S. de Faÿ : « La crise de l’immobilier est à la fois conjoncturelle et structurelle »  

Le directeur général de Grand Paris aménagement estime qu’il serait erroné de tenter de répondre à la crise immobilière en cours en tentant de sauver un modèle et une chaîne de valeur confrontés au besoin de connaître une profonde mutation.

Après avoir ouvert son propos devant le Club des entreprises du Grand Paris, dont il était l’invité mercredi 13 septembre 2023, en confiant sa modestie face à la crise profonde en cours, Stéphan de Faÿ a estimé qu’il faudrait, une fois passées ses causes conjoncturelles, liées largement à l’envolée des taux d’intérêt, s’atteler à soigner ses causes structurelles.

Concernant la conjoncture, après avoir rappelé l’exception française – si protectrice pour les citoyens – du crédit immobilier à taux fixe, le directeur général de Grand Paris aménagement a évoqué un consensus chez les analystes financiers, au moins à date, selon lequel la courbe des taux d’intérêt entamerait sa décrue dès la fin de l’année, esquissant une amélioration de la situation sur le front du crédit dès le printemps prochain.

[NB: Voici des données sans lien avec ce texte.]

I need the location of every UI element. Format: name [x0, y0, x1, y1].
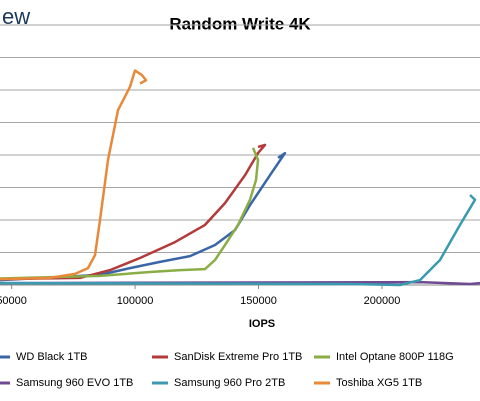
chart-title: Random Write 4K — [169, 14, 311, 33]
legend-label: Samsung 960 Pro 2TB — [174, 377, 285, 389]
series-line — [0, 151, 287, 282]
x-axis-title: IOPS — [249, 318, 275, 330]
legend-label: Toshiba XG5 1TB — [336, 377, 422, 389]
legend-label: Intel Optane 800P 118G — [336, 351, 454, 363]
x-tick-label: 200000 — [364, 295, 401, 307]
x-tick-label: 150000 — [240, 295, 277, 307]
legend-label: WD Black 1TB — [16, 351, 88, 363]
legend-label: Samsung 960 EVO 1TB — [16, 377, 133, 389]
series-line — [0, 69, 148, 281]
series-line — [0, 147, 260, 280]
series-line — [0, 194, 477, 287]
series-line — [0, 143, 267, 281]
legend-label: SanDisk Extreme Pro 1TB — [174, 351, 302, 363]
x-tick-label: 100000 — [117, 295, 154, 307]
x-tick-label: 50000 — [0, 295, 27, 307]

Déjeuner du Club des entreprises du Grand Paris, au Sénat, mercredi 13 septembre. © Jgp

Stéphan de Faÿ. © Jgp

Jacques Godron et Stéphan de Faÿ, dans les salons du Sénat. © Jgp

Mais il a insisté sur la nécessité de réinventer en profondeur toute la chaîne de valeur de l’immobilier, caractérisée comme on le sait par une augmentation sur une longue période des coûts de production de l’immobilier et des prix de vente, à des rythmes très fortement supérieurs à celui de l’inflation.

Pendant des décennies, la diminution régulière des taux d’intérêt et l’allongement de la durée des prêts a permis aux acquéreurs d’absorber ces tendances, contre lesquelles « rien de profond n’a jamais été entrepris ».

L’aménageur a réaffirmé sa conviction qu’un nouveau dispositif de défiscalisation, demandé par certains promoteurs, n’aurait pour effet que de maintenir en soins palliatifs le système actuel, « retardant l’adaptation des acteurs à la nouvelle donne ». Les promoteurs en particulier seront amenés – et plusieurs le font déjà – à se réinventer en profondeur.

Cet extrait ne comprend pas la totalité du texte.